Jagged AGI: o3, Gemini 2.5, and everything after

Nature of LLMs: “text completion” vs “reasoning”

  • One camp insists current models are fundamentally probabilistic text predictors; any appearance of “assuming”, “understanding”, or “conversing” is just sophisticated next‑token completion.
  • Others argue this framing is trivial or misleading: transformers, attention and chain‑of‑thought produce internal structure that meaningfully resembles planning, assumptions and reasoning, even if the underlying objective is text prediction.
  • A sub‑debate: whether humans themselves might be “fancy next‑word predictors”; some see this as plausible, others as missing key aspects of human thought (goals, embodiment, long‑term learning).

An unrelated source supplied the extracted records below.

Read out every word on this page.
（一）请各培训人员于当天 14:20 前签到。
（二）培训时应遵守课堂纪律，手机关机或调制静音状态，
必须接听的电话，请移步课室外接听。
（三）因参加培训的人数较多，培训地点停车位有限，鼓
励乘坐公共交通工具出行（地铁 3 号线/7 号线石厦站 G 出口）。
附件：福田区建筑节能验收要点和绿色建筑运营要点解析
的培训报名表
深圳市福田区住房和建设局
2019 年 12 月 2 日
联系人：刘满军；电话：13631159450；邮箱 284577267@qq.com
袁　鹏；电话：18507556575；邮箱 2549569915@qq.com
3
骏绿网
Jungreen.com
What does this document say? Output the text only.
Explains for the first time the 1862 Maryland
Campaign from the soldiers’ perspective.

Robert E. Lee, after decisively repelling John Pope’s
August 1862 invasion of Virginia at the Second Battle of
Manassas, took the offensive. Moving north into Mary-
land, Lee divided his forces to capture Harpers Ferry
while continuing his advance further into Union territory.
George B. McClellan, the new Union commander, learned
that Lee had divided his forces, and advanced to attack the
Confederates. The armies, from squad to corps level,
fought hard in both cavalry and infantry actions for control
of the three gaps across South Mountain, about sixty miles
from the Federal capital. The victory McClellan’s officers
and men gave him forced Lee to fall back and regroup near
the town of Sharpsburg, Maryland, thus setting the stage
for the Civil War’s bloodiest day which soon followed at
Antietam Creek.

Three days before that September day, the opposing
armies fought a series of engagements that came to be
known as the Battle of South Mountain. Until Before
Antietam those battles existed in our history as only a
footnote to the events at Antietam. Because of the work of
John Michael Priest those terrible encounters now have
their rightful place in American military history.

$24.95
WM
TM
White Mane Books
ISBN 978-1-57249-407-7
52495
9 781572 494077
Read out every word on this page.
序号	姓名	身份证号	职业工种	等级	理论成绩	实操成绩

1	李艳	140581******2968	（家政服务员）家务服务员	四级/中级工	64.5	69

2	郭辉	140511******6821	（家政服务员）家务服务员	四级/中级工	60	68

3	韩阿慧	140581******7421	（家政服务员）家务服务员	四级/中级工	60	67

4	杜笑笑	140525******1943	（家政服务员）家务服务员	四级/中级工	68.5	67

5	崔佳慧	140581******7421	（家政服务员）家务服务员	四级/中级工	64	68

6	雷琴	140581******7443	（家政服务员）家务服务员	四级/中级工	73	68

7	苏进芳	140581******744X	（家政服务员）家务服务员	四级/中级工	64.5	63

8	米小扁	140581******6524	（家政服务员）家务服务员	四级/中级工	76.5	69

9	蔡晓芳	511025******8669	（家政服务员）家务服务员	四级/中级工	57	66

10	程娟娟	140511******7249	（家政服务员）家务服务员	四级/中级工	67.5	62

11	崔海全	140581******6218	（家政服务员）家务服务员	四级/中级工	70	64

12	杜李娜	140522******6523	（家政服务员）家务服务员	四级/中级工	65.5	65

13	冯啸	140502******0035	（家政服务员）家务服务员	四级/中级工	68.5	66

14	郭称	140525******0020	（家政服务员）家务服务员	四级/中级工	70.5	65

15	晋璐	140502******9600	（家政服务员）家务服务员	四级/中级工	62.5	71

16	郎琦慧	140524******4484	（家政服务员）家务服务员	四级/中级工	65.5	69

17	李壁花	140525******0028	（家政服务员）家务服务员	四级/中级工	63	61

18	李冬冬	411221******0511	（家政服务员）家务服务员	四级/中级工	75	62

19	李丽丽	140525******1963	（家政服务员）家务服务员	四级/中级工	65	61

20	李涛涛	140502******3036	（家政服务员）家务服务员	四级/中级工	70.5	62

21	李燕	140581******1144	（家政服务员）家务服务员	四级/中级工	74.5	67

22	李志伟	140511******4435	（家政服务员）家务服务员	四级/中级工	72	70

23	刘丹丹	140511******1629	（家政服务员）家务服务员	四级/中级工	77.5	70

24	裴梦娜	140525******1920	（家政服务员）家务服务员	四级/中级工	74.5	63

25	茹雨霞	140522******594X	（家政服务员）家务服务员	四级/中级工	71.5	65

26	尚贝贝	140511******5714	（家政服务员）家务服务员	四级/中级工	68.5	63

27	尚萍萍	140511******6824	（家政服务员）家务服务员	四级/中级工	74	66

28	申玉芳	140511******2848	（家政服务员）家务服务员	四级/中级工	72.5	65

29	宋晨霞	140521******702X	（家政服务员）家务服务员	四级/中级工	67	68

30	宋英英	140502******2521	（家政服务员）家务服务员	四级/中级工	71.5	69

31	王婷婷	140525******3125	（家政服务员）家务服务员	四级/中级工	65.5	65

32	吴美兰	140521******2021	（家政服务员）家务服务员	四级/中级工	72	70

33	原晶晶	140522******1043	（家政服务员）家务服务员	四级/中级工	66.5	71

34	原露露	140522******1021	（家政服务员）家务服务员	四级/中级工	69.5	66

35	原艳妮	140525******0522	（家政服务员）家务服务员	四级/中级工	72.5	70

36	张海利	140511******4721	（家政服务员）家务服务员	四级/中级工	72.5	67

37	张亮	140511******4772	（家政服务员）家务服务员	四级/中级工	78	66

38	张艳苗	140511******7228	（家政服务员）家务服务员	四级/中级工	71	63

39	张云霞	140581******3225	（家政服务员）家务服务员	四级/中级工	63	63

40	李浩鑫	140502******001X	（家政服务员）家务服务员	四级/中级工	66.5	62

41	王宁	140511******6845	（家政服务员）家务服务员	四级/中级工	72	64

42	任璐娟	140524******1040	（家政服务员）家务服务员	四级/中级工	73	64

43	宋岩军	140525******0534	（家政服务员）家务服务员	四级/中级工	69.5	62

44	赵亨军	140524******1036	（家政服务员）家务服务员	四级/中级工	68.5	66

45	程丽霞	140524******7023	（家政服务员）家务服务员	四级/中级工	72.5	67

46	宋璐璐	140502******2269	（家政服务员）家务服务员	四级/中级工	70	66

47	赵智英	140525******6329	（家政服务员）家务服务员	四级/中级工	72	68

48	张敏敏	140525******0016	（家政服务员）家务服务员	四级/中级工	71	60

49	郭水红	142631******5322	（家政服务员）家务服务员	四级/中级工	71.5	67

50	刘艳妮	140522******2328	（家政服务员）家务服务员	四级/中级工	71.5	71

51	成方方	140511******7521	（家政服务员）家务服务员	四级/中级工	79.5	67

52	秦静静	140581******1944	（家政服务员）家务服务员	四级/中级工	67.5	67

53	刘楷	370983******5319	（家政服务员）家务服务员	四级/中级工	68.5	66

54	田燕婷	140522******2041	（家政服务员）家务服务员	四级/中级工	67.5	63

AGI, “Jagged AGI,” and moving goalposts

  • Many see “jagged AGI” as a rhetorically clever way to say: models are superhuman on many tasks yet weirdly brittle on others.
  • Skeptics call this incompatible with the “G” in AGI: if capabilities are spiky and unreliable, it’s not general intelligence, just a powerful narrow system with broad coverage.
  • Stronger definitions of AGI revolve around:
    • Ability to autonomously improve its own design (recursive self‑improvement).
    • Ability to learn and retain arbitrary new skills over time like a human child.
    • Being able to function as an autonomous colleague (e.g. full software engineer or office worker) using standard human tools.
  • Others adopt weaker, task‑based definitions: any artificial system that can apply reasoning across an unbounded domain of knowledge counts as AGI, in which case some argue we already have it.

Capabilities: where models feel impressive or superhuman

  • Many report Gemini 2.5, Claude 3.7, and o3 as huge practical upgrades:
    • Writing substantial grant proposals, research plans, and project timelines.
    • High‑quality coding assistance, debugging, and test generation.
    • Better at saying “no” or suggesting not to change working systems.
  • Some users now prefer top models over human experts for certain fact‑based or synthesis tasks, especially when they expect more objectivity or broader literature coverage.

Limitations and failure modes

  • Classic riddles, trick questions, and slightly altered prompts still trip models; they often revert to the most common training‑set pattern instead of carefully reading the variation.
  • Hallucinations remain a core problem, especially in domains with lots of online misinformation (e.g. trading strategies, obscure game puzzles). Models confidently invent solutions rather than admit ignorance.
  • Determinism and consistency are weak: same question can yield conflicting answers, including about the model’s own capabilities.
  • Lack of continual learning and robust long‑term memory is widely viewed as a key missing ingredient for true AGI.

Tools, agents, and embodiment

  • Tool‑use (MCP, plugins, agents) is seen by some as lateral progress: more useful systems, but not closer to AGI unless the model itself is doing deeper reasoning and learning from these interactions.
  • Others argue “the AI” is the whole system (model + tools + prompts), and tool‑using agents already exhibit a kind of emerging general intelligence.
  • A recurring benchmark for future AGI: an embodied agent that can reliably do a plumber’s or office worker’s job in messy real‑world conditions.

Economic and social framing

  • Some celebrate current progress as a triumph of capitalist competition driving down costs and expanding capability.
  • Others warn the real issues are concentration of power, eventual labor displacement (especially white‑collar), and when AI becomes too capable to be safely controlled by “flaky tech companies.”
  • Several commenters think definitional fights over “AGI” are largely bikeshedding; what matters is empirical capability, reliability on specific tasks, and downstream societal impact.